Google Now und Siri gehen ähnliche Wege. Man spart sich das Tippen und spricht die Anfrage ins Gerät. Auch hier entsteht ein Dialog. Die textbasierte Interaktion ist schneller als eine grafisch vermittelte, schneller als Tabellen, Karten und Listen. Libov: »Der Wortwechsel ist die vertrauteste aller Kommunikationstechniken. (. . .) Texte lassen sich durchsuchen, übersetzen, vergleichen, verlinken und filtern. Die Breite, das Ausmaß und die Tiefe geschriebener Worte wird durch nichts anderes erreicht.«
»Der Wortwechsel ist die vertrauteste aller Kommunikationstechniken«
Einige Apps setzen bereits auf den Dialog als User Interface, ohne GUI. Etwa der virtuelle Gesundheitscoach Lark. Er wertet die HealthKit-Daten des iPhones aus, also die gespeicherten Bewegungen und Trainingseinheiten. Schon der Anmeldedialog erweist sich als überaus geschliffen und verständlich. Mögliche Antworten werden mir mundgerecht angeboten, sodass ich die passende Reaktion mit nur einem Fingertipp absenden kann. Meine Daten und Grafiken liefert Lark ausschließlich bei Bedarf, ebenfalls in einer Sprechblase.
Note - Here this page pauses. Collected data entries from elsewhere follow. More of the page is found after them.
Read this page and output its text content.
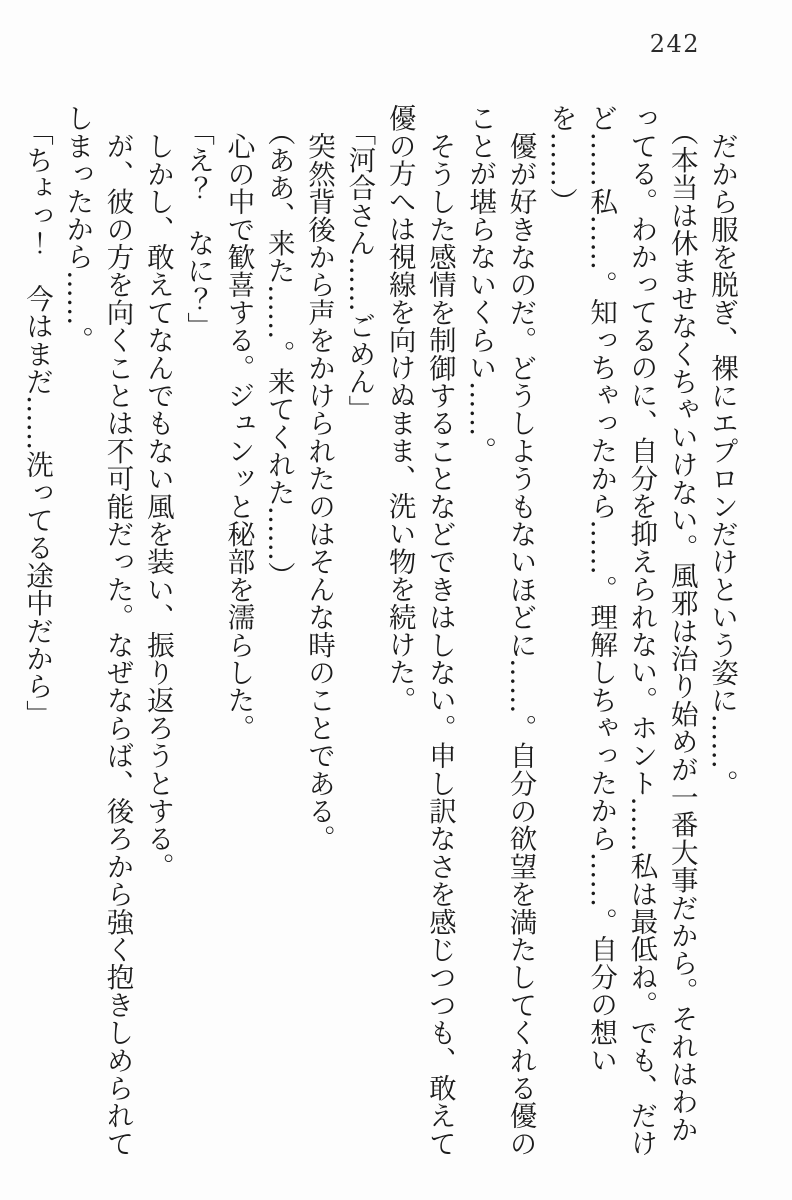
242

だから服を脱ぎ、裸にエプロンだけという姿に……。

（本当は休ませなくちゃいけない。風邪は治り始めが一番大事だから。それはわかってる。わかってるのに、自分を抑えられない。ホント……私は最低ね。でも、だけど……私……。知っちゃったから……。理解しちゃったから……。自分の想いを……）

優が好きなのだ。どうしようもないほどに……。自分の欲望を満たしてくれる優のことが堪らないくらい……。

そうした感情を制御することなどできはしない。申し訳なさを感じつつも、敢えて優の方へは視線を向けぬまま、洗い物を続けた。

「河合さん……ごめん」

突然背後から声をかけられたのはそんな時のことである。

（ああ、来た……。来てくれた……）

心の中で歓喜する。ジュンッと秘部を濡らした。

「え？　なに？」

しかし、敢えてなんでもない風を装い、振り返ろうとする。

が、彼の方を向くことは不可能だった。なぜならば、後ろから強く抱きしめられてしまったから……。

「ちょっ！　今はまだ……洗ってる途中だから」
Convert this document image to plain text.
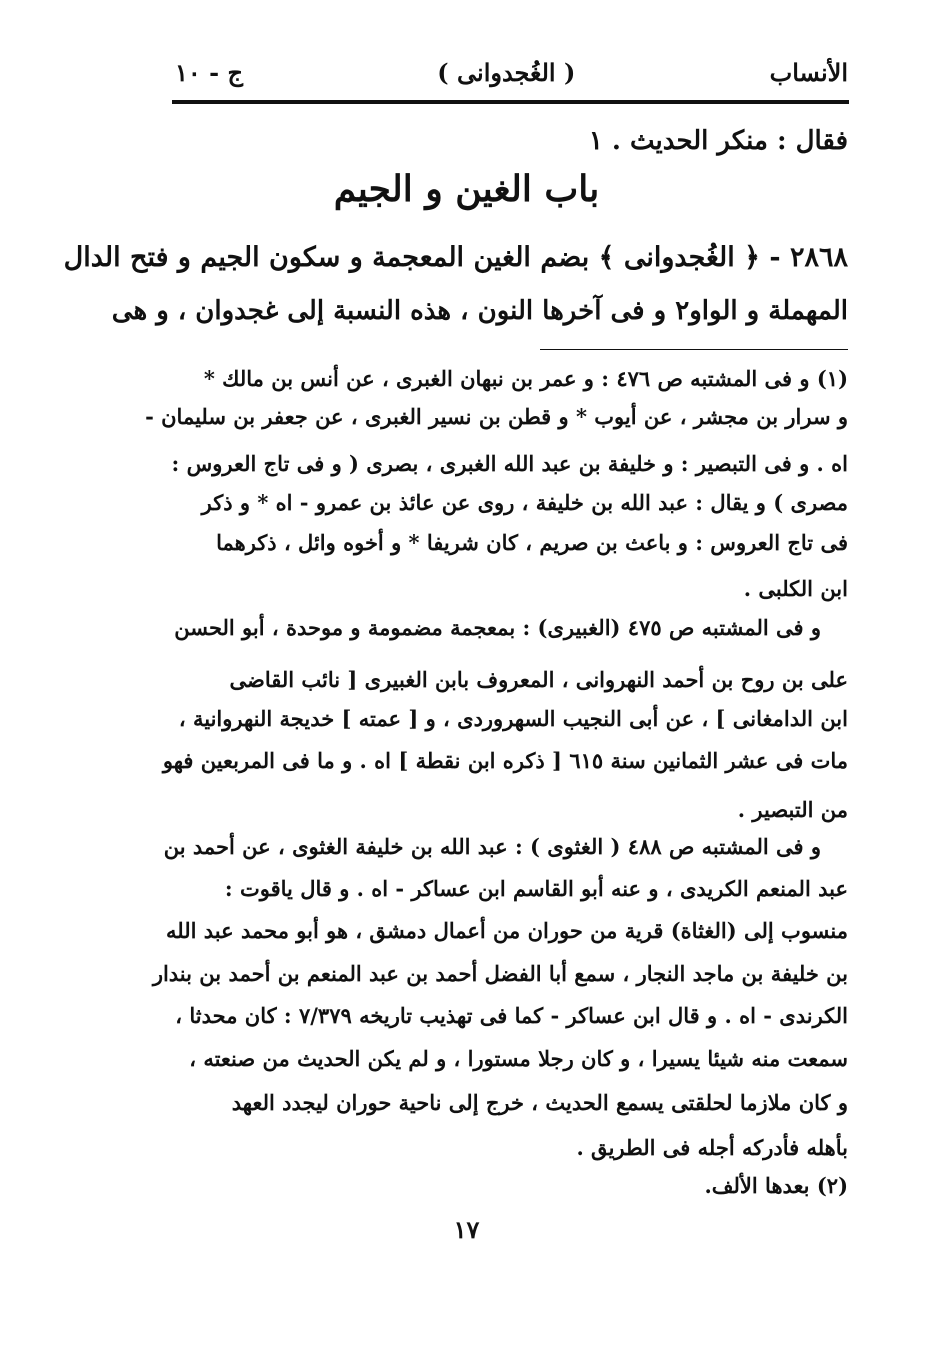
الأنساب
( الغُجدوانی )
ج - ۱۰
فقال : منكر الحديث . ۱
باب الغين و الجيم
۲۸٦۸ - ﴿ الغُجدوانی ﴾ بضم الغين المعجمة و سكون الجيم و فتح الدال
المهملة و الواو۲ و فی آخرها النون ، هذه النسبة إلى غجدوان ، و هی
(۱) و فی المشتبه ص ٤٧٦ : و عمر بن نبهان الغبری ، عن أنس بن مالك *
و سرار بن مجشر ، عن أيوب * و قطن بن نسير الغبری ، عن جعفر بن سليمان -
اه . و فی التبصير : و خليفة بن عبد الله الغبری ، بصری ( و فی تاج العروس :
مصری ) و يقال : عبد الله بن خليفة ، روى عن عائذ بن عمرو - اه * و ذكر
فی تاج العروس : و باعث بن صريم ، كان شريفا * و أخوه وائل ، ذكرهما
ابن الكلبی .
و فی المشتبه ص ٤٧٥ (الغبيری) : بمعجمة مضمومة و موحدة ، أبو الحسن
علی بن روح بن أحمد النهروانی ، المعروف بابن الغبيری [ نائب القاضی
ابن الدامغانی ] ، عن أبی النجيب السهروردی ، و [ عمته ] خديجة النهروانية ،
مات فی عشر الثمانين سنة ٦١٥ [ ذكره ابن نقطة ] اه . و ما فی المربعين فهو
من التبصير .
و فی المشتبه ص ٤٨٨ ( الغثوی ) : عبد الله بن خليفة الغثوی ، عن أحمد بن
عبد المنعم الكريدی ، و عنه أبو القاسم ابن عساكر - اه . و قال ياقوت :
منسوب إلى (الغثاة) قرية من حوران من أعمال دمشق ، هو أبو محمد عبد الله
بن خليفة بن ماجد النجار ، سمع أبا الفضل أحمد بن عبد المنعم بن أحمد بن بندار
الكرندی - اه . و قال ابن عساكر - كما فی تهذيب تاريخه ٧/٣٧٩ : كان محدثا ،
سمعت منه شيئا يسيرا ، و كان رجلا مستورا ، و لم يكن الحديث من صنعته ،
و كان ملازما لحلقتی يسمع الحديث ، خرج إلى ناحية حوران ليجدد العهد
بأهله فأدركه أجله فی الطريق .
(۲) بعدها الألف.
۱۷
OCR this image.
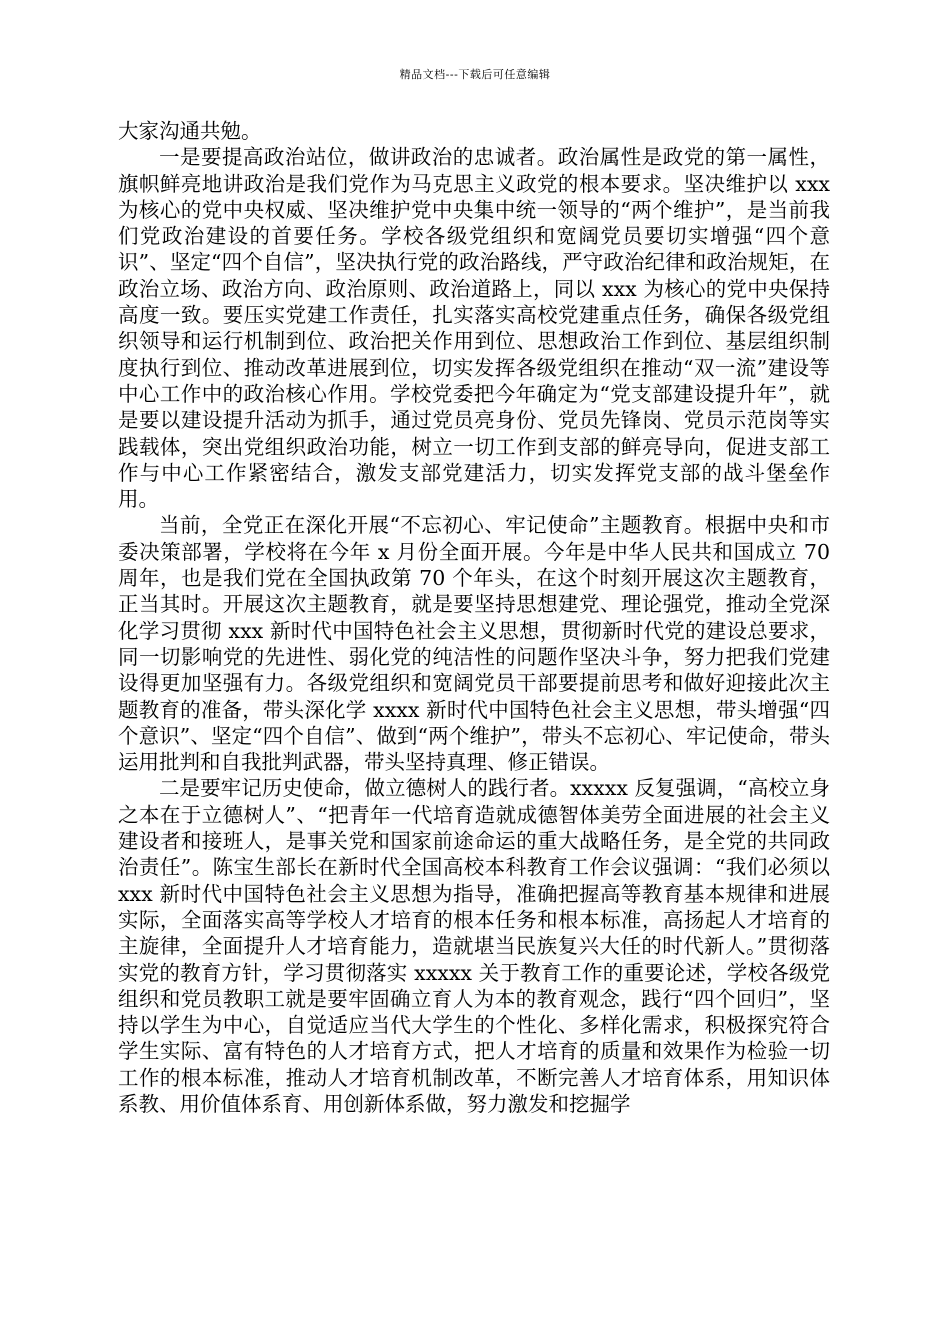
精品文档---下载后可任意编辑

大家沟通共勉。

一是要提高政治站位，做讲政治的忠诚者。政治属性是政党的第一属性，旗帜鲜亮地讲政治是我们党作为马克思主义政党的根本要求。坚决维护以 xxx 为核心的党中央权威、坚决维护党中央集中统一领导的“两个维护”，是当前我们党政治建设的首要任务。学校各级党组织和宽阔党员要切实增强“四个意识”、坚定“四个自信”，坚决执行党的政治路线，严守政治纪律和政治规矩，在政治立场、政治方向、政治原则、政治道路上，同以 xxx 为核心的党中央保持高度一致。要压实党建工作责任，扎实落实高校党建重点任务，确保各级党组织领导和运行机制到位、政治把关作用到位、思想政治工作到位、基层组织制度执行到位、推动改革进展到位，切实发挥各级党组织在推动“双一流”建设等中心工作中的政治核心作用。学校党委把今年确定为“党支部建设提升年”，就是要以建设提升活动为抓手，通过党员亮身份、党员先锋岗、党员示范岗等实践载体，突出党组织政治功能，树立一切工作到支部的鲜亮导向，促进支部工作与中心工作紧密结合，激发支部党建活力，切实发挥党支部的战斗堡垒作用。

当前，全党正在深化开展“不忘初心、牢记使命”主题教育。根据中央和市委决策部署，学校将在今年 x 月份全面开展。今年是中华人民共和国成立 70 周年，也是我们党在全国执政第 70 个年头，在这个时刻开展这次主题教育，正当其时。开展这次主题教育，就是要坚持思想建党、理论强党，推动全党深化学习贯彻 xxx 新时代中国特色社会主义思想，贯彻新时代党的建设总要求，同一切影响党的先进性、弱化党的纯洁性的问题作坚决斗争，努力把我们党建设得更加坚强有力。各级党组织和宽阔党员干部要提前思考和做好迎接此次主题教育的准备，带头深化学 xxxx 新时代中国特色社会主义思想，带头增强“四个意识”、坚定“四个自信”、做到“两个维护”，带头不忘初心、牢记使命，带头运用批判和自我批判武器，带头坚持真理、修正错误。

二是要牢记历史使命，做立德树人的践行者。xxxxx 反复强调，“高校立身之本在于立德树人”、“把青年一代培育造就成德智体美劳全面进展的社会主义建设者和接班人，是事关党和国家前途命运的重大战略任务，是全党的共同政治责任”。陈宝生部长在新时代全国高校本科教育工作会议强调：“我们必须以 xxx 新时代中国特色社会主义思想为指导，准确把握高等教育基本规律和进展实际，全面落实高等学校人才培育的根本任务和根本标准，高扬起人才培育的主旋律，全面提升人才培育能力，造就堪当民族复兴大任的时代新人。”贯彻落实党的教育方针，学习贯彻落实 xxxxx 关于教育工作的重要论述，学校各级党组织和党员教职工就是要牢固确立育人为本的教育观念，践行“四个回归”，坚持以学生为中心，自觉适应当代大学生的个性化、多样化需求，积极探究符合学生实际、富有特色的人才培育方式，把人才培育的质量和效果作为检验一切工作的根本标准，推动人才培育机制改革，不断完善人才培育体系，用知识体系教、用价值体系育、用创新体系做，努力激发和挖掘学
Messaging ist die einzige Schnittstellenart, bei der die Maschine im selben Stil mit mir spricht wie ich mit ihr. Und es ist eine vertraute Form der Kommunikation. Noch bewegen wir uns mit Klicks auf Icons und Hyperlinks durchs Netz . . . Dass wir dabei auch häufig Umwege beschreiten, fällt kaum auf, denn es passiert ja permanent etwas unter unseren Fingern. Ein pointierter Dialog mit der Maschine kann schon heute Prozesse verkürzen, zu denen wir uns noch Schritt für Schritt hintippen.